Reviewed by: Sergei Golubchik <serg@mariadb.com>,
Kristian Nielsen <knielsen@knielsen-hq.org>
The current semi-sync binlog fail-over recovery process uses
rpl_semi_sync_slave_enabled==TRUE as its condition to truncate a
primary server’s binlog, as it is anticipating the server to re-join
a replication topology as a replica. However, for servers configured
with both rpl_semi_sync_master_enabled=1 and
rpl_semi_sync_slave_enabled=1, if a primary is just re-started (i.e.
retaining its role as master), it can truncate its binlog to drop
transactions which its replica(s) has already received and executed.
If this happens, when the replica reconnects, its gtid_slave_pos can
be ahead of the recovered primary’s gtid_binlog_pos, resulting in an
error state where the replica’s state is ahead of the primary’s.

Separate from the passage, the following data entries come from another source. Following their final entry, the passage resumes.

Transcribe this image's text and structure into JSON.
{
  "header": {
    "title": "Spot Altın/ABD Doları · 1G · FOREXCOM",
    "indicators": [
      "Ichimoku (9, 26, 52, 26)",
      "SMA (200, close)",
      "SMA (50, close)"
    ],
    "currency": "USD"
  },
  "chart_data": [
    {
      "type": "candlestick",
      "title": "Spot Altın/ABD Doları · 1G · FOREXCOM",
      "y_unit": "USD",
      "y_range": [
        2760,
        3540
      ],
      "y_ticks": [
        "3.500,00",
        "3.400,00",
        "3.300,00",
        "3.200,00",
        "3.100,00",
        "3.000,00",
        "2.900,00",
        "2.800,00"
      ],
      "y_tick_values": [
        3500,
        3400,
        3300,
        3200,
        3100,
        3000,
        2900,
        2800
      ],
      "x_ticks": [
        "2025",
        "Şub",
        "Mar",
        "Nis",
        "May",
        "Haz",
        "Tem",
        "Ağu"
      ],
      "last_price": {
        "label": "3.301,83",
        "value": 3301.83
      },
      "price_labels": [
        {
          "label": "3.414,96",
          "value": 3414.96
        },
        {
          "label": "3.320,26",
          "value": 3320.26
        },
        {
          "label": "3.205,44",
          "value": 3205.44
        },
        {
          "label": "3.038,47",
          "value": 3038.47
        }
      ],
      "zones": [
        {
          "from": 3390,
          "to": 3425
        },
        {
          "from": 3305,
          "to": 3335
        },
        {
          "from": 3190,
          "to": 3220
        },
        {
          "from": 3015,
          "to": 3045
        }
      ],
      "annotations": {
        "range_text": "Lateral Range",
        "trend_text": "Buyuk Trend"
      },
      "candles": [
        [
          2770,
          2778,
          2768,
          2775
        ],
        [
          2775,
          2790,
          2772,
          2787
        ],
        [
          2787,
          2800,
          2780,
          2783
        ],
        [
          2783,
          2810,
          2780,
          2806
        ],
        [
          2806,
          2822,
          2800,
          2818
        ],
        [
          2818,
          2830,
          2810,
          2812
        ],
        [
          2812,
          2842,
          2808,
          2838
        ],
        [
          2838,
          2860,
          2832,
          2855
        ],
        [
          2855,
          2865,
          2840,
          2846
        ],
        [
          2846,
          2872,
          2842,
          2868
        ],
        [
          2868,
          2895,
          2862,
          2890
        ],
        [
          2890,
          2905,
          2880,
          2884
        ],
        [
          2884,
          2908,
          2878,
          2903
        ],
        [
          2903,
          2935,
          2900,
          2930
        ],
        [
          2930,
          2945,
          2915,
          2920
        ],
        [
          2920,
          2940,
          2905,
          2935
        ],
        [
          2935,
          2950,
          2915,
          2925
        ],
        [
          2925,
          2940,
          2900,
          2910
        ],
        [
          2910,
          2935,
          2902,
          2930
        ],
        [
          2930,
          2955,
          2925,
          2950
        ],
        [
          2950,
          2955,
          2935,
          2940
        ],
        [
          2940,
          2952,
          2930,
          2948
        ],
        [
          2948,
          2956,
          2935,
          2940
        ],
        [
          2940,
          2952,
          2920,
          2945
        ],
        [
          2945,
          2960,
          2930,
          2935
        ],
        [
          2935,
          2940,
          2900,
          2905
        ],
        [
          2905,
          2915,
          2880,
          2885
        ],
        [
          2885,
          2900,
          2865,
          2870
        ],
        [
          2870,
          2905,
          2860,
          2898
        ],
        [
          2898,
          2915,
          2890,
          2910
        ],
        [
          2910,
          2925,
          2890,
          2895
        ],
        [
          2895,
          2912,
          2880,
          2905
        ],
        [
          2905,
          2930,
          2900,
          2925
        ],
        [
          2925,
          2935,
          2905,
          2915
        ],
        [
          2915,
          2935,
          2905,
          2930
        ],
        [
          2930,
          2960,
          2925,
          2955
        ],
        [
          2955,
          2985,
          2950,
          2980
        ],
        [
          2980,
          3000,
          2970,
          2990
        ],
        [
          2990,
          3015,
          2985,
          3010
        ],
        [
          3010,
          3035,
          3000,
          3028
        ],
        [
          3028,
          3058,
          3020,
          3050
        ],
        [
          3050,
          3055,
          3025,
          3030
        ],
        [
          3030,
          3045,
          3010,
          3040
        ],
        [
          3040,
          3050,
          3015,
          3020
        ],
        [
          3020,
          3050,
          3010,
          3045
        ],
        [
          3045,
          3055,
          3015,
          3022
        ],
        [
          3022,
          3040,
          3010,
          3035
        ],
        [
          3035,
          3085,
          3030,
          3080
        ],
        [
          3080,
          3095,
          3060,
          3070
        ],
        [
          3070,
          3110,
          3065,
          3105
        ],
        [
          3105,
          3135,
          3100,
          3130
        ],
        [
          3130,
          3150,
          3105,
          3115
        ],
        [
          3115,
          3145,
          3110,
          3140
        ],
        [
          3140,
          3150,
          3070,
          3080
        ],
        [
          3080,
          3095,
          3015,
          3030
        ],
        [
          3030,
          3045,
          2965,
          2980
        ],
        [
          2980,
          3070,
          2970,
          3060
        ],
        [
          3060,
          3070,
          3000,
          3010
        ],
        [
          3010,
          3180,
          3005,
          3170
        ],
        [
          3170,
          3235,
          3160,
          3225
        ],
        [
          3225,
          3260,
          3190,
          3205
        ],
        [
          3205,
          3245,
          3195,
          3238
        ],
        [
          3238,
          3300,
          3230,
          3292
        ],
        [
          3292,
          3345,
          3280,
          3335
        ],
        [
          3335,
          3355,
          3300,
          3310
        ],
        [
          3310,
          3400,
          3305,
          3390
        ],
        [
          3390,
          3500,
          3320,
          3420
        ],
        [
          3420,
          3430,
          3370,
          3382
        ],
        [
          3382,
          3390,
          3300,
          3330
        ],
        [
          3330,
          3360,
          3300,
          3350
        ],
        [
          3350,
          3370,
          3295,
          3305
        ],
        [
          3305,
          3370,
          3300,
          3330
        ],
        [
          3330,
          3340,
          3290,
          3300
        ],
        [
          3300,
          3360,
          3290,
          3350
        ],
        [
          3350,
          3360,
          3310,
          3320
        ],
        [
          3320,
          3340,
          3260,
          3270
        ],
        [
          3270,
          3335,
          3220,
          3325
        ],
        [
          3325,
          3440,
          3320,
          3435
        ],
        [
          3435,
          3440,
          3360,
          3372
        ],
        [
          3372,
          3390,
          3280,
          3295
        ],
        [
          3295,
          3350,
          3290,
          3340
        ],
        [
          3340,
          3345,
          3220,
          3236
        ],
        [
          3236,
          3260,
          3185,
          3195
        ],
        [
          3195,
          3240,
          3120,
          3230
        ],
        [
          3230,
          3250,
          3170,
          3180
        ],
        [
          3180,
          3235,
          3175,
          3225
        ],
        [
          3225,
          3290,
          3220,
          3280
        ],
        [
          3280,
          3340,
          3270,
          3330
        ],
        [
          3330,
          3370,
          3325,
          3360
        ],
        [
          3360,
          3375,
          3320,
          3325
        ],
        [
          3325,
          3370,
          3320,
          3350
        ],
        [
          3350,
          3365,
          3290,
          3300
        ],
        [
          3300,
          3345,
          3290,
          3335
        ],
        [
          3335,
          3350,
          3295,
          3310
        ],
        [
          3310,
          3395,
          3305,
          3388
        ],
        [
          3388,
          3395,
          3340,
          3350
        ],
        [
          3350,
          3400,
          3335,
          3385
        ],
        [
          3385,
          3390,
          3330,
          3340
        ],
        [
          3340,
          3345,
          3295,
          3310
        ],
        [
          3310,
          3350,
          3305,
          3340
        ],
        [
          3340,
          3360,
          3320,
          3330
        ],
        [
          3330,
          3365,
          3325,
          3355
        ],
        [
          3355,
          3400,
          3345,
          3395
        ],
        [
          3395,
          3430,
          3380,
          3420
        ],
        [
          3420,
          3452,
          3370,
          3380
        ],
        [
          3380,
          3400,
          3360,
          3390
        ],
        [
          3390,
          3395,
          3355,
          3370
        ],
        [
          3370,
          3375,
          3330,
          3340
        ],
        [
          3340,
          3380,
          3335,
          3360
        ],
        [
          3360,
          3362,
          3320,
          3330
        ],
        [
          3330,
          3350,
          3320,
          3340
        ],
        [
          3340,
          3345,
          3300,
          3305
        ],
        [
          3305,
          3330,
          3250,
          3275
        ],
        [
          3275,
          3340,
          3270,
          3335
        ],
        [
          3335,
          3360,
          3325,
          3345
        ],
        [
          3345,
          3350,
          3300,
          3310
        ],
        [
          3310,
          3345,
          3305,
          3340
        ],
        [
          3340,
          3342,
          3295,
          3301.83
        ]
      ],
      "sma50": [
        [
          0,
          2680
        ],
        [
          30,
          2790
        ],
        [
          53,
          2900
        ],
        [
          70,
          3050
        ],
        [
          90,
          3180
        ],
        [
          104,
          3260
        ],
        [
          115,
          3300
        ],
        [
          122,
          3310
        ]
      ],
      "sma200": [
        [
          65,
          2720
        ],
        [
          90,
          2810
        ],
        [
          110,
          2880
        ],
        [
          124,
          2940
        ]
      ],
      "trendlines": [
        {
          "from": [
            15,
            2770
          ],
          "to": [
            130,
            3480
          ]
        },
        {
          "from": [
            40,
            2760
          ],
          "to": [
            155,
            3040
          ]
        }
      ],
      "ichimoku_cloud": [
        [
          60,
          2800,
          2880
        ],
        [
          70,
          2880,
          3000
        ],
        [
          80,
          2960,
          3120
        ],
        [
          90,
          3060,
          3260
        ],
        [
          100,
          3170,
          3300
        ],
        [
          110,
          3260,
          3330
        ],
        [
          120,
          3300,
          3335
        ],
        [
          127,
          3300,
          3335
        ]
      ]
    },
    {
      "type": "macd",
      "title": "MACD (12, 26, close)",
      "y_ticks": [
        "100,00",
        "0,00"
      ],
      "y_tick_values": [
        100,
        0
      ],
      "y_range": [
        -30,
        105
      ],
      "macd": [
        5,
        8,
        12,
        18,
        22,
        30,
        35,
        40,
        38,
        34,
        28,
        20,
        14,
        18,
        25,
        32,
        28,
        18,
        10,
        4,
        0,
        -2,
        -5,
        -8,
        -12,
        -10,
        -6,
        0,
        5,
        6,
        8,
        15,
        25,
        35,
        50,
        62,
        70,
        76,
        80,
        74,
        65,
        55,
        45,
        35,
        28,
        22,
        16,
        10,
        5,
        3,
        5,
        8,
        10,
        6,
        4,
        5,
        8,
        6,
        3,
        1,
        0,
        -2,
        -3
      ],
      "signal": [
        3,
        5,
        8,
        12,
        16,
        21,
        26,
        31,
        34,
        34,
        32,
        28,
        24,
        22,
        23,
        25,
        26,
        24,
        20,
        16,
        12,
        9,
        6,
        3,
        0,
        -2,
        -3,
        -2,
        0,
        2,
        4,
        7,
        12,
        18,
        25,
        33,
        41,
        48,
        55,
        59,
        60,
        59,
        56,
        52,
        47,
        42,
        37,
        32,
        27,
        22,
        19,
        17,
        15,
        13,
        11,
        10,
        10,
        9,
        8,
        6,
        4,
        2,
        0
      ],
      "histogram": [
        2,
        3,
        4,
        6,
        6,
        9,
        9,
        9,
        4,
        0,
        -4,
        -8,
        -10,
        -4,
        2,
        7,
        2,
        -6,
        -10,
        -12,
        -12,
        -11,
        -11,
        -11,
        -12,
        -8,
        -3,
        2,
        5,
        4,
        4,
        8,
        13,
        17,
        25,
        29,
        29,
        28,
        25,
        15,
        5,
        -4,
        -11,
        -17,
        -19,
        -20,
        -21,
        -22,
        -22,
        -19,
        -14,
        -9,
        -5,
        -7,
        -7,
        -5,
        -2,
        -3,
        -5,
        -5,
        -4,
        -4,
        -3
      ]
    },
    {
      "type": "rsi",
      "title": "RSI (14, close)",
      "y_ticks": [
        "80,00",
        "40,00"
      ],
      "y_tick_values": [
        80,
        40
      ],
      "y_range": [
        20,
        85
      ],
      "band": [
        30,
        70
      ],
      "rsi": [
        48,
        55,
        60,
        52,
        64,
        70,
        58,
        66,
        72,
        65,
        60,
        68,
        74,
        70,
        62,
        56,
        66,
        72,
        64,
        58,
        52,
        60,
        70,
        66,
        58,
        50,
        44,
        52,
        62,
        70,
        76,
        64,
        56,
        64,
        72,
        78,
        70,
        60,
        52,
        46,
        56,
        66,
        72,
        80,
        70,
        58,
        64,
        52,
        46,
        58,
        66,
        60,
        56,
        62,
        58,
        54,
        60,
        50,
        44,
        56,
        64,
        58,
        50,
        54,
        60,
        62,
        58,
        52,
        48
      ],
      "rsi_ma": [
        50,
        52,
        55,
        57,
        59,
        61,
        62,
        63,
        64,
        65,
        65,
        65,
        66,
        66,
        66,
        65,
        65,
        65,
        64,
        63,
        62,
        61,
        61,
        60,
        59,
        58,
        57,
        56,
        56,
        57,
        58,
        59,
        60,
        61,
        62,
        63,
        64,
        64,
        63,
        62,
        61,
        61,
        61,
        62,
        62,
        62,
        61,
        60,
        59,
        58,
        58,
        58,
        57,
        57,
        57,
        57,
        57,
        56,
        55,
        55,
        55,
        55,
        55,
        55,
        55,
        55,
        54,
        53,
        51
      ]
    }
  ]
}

This patch changes the condition for semi-sync recovery to truncate
the binlog to instead use the configuration variable
--init-rpl-role, when set to SLAVE. This allows for both
rpl_semi_sync_master_enabled and rpl_semi_sync_slave_enabled to be
set for a primary that is restarted, and no transactions will be
lost, so long as --init-rpl-role is not set to SLAVE.